I confess that I no longer go to calling hours, or rarely.  For the fact of having the right clothes, said Connie, it’s just too expensive, anyway.  “I’ve worn out two pairs of black pumps going to funerals,”  she admitted.  “I’m not buying another.”

I confess that group grief at a viewing is now more than I want to handle.  I prefer one on one time when it’s mutually convenient.  I’ve shared a couple of good cries with friends that way in the past year that I could not have done in public.  The psychologists are right.  It is therapeutic.

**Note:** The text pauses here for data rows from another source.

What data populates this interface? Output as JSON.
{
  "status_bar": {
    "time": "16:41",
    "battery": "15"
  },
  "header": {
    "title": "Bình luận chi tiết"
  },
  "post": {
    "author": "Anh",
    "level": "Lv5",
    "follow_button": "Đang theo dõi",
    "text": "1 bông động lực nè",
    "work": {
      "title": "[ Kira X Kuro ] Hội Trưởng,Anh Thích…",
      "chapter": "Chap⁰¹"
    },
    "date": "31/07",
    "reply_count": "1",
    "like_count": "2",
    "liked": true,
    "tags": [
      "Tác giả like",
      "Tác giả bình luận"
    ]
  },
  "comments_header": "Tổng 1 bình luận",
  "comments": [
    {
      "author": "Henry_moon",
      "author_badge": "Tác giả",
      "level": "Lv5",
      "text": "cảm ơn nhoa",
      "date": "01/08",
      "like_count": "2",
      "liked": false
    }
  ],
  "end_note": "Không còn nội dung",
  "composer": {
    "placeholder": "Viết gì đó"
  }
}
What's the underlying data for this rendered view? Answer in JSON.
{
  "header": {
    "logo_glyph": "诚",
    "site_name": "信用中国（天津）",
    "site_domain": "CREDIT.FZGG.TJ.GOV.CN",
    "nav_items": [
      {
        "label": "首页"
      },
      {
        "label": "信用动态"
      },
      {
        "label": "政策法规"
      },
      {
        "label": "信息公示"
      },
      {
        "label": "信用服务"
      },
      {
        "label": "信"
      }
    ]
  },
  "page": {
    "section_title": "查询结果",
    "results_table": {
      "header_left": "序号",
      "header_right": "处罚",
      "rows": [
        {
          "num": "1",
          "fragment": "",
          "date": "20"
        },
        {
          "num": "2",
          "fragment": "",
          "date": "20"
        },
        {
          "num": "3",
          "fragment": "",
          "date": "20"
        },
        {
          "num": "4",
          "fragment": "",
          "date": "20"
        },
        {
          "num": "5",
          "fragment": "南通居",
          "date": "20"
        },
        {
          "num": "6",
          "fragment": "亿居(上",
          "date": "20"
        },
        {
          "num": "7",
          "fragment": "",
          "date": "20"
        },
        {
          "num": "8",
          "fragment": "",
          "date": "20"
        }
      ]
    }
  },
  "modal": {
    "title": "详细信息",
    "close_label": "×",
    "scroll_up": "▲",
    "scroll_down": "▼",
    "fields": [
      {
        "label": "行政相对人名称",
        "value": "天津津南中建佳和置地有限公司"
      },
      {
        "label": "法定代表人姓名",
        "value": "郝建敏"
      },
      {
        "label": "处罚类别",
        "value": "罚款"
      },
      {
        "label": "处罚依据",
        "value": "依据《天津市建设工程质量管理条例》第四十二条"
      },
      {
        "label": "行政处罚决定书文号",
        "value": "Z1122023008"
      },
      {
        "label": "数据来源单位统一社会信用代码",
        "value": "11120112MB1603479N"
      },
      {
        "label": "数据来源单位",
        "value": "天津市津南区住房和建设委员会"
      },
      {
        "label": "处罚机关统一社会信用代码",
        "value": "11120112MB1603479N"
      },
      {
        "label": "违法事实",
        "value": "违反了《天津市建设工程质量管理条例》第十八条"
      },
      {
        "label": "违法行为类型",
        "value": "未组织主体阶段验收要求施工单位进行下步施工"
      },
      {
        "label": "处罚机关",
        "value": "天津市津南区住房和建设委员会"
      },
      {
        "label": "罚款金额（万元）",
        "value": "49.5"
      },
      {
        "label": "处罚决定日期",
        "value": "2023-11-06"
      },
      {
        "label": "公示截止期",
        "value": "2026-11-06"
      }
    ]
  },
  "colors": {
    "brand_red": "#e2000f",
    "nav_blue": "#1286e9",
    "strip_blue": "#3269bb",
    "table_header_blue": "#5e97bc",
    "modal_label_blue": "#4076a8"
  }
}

They say it’s a good time of life, of retirement plans, of seeing your children’s lives fulfilled, their life plans…of enjoying grandchildren.  Yes, to all of that.  But there’s no guarantee.  Ask those members of the your own graduating class…of mine.  Count heads in your own community…the empty seats at the next gathering.  Check the elbows and the seat of your black suit, hanging in the closet for those special, but in reality, not-so-special days.  Gettin’ a little shiney?

When we were young death and dying used to be sad, yes, a tragic fact of life.  But you looked forward to the day after, of picking up and moving on.  Now, at my age and the age of my contemporaries, it’s more like a black cloud looming on the daily horizon.  You hope for the next day, but you know it comes with an asterisk.

I’m preparing as I write for another trip, another funeral.  My “black pumps” are packed.  I, too, will never buy another pair.

It used to be fun to shop.  Now, it’s no pleasantry at all.  It doesn’t really matter what you wear.  No one’s looking, anyway.

If they are…they haven’t “lived” long enough.